The decision effectively kills what was left of the Cinemax brand. The premium cable channel, which debuted in 1980, will continue to air movies, but it’s clear WarnerMedia wants to divert attention and resources elsewhere as it ramps up marketing for HBO Max.

As streaming services become more and more popular, many cable TV networks have stopped producing original programming. WarnerMedia announced this month that another one of its channels, Audience Network, will no longer make original shows, and will instead be turned into a promotional channel for HBO Max. WGN America, Bravo, E!, and VH1 have all said they’re moving away from producing original series.

Cinemax has been on a weird journey as part of the HBO family. Once nicknamed “Skinemax” for its selection of softcore pornography, HBO committed to rebranding the channel in the early 2010s as HBO-lite—a destination with compelling original content of its own. Its high point was The Knick, a series directed by Steven Soderbergh about a New York City hospital at the turn of the 20th century. The prestige series lasted two seasons and was nominated for several Emmys.

The channel then leaned more into pulpy action fare, with shows like Banshee, Warrior, and Jett. But despite being bundled with HBO in many US cable TV packages, Cinemax was never really able to move past its perception as an HBO-affiliated channel that plays movies and sometimes porn. Not long after AT&T purchased HBO, the longtime head of Cinemax programming, Kary Antholis, left the company.

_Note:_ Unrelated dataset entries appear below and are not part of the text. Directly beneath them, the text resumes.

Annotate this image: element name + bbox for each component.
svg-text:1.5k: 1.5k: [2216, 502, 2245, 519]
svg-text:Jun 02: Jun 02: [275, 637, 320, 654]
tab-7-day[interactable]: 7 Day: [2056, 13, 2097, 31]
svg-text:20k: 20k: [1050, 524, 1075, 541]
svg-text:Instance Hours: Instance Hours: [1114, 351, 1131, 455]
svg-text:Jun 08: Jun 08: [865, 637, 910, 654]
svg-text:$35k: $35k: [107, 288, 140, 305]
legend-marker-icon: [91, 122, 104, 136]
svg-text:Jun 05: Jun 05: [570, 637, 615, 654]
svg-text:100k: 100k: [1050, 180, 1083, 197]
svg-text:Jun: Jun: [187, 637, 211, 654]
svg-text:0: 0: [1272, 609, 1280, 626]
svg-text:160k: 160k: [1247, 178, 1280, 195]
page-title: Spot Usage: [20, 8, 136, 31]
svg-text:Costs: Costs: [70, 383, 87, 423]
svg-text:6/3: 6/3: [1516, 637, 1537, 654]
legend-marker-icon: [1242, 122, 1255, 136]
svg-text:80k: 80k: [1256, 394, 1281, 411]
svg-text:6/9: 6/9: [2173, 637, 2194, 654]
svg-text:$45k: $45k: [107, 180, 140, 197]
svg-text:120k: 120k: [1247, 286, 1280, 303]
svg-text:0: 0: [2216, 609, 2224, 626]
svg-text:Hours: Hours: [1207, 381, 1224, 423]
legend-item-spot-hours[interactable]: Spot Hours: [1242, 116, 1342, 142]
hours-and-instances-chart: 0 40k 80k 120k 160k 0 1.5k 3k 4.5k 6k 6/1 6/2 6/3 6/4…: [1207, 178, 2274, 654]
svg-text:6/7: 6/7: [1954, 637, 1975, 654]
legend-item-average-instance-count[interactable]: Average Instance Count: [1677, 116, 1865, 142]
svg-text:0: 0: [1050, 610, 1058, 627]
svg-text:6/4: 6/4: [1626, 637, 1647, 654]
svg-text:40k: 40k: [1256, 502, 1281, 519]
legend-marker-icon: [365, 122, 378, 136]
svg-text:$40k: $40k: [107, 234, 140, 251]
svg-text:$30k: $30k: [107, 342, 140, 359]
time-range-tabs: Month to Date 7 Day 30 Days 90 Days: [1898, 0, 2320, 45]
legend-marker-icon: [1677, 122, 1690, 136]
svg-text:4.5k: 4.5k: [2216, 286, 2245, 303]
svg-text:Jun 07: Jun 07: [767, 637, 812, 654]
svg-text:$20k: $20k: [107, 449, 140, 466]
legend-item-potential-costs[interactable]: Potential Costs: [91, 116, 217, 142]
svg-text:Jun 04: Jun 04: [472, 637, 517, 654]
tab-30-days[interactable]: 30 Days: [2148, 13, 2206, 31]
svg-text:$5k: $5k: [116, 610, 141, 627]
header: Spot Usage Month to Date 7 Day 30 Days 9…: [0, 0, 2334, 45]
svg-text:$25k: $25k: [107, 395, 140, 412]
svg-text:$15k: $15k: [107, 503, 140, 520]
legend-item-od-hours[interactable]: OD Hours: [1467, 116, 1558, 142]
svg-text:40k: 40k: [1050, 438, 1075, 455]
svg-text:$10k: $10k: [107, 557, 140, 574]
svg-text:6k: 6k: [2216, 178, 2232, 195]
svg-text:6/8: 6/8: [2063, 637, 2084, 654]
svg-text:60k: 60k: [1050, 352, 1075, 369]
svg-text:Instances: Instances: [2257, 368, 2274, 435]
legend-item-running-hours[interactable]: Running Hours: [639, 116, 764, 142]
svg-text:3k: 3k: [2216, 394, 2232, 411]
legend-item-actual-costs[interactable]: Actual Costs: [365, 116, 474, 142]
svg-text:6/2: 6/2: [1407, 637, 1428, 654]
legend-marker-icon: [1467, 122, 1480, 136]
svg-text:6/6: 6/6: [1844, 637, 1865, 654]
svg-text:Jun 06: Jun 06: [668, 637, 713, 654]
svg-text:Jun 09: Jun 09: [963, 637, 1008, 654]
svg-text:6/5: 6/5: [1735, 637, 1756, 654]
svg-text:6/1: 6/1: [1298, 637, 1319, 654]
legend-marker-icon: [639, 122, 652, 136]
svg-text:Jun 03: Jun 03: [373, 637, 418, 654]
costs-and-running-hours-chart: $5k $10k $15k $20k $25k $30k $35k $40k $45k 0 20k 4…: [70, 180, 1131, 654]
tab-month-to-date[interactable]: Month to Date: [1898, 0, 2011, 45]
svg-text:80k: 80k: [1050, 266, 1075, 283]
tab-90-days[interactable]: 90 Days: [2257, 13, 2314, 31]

Some cable TV providers, including Comcast, Charter, and Verizon Fios, had already unbundled Cinemax from HBO in the packages they offer customers—one big reason why WarnerMedia doesn’t feel the need to devote more resources to the channel.

But deciding to keep Cinemax original content away from HBO Max entirely proves WarnerMedia does not see the pay-cable channel as part of its future. The company is putting everything it has into the streaming service, which will spotlight each of the brands under its umbrella, from HBO to TNT and TBS to Cartoon Network—just apparently not Cinemax.

Perhaps WarnerMedia thinks the presence of Cinemax alongside “Max Originals” (the company’s branding for all original series made specifically for HBO Max) would confuse users. Either way, Cinemax, a relic of TV yesteryear, is just about dead as its parent company navigates a new age of television.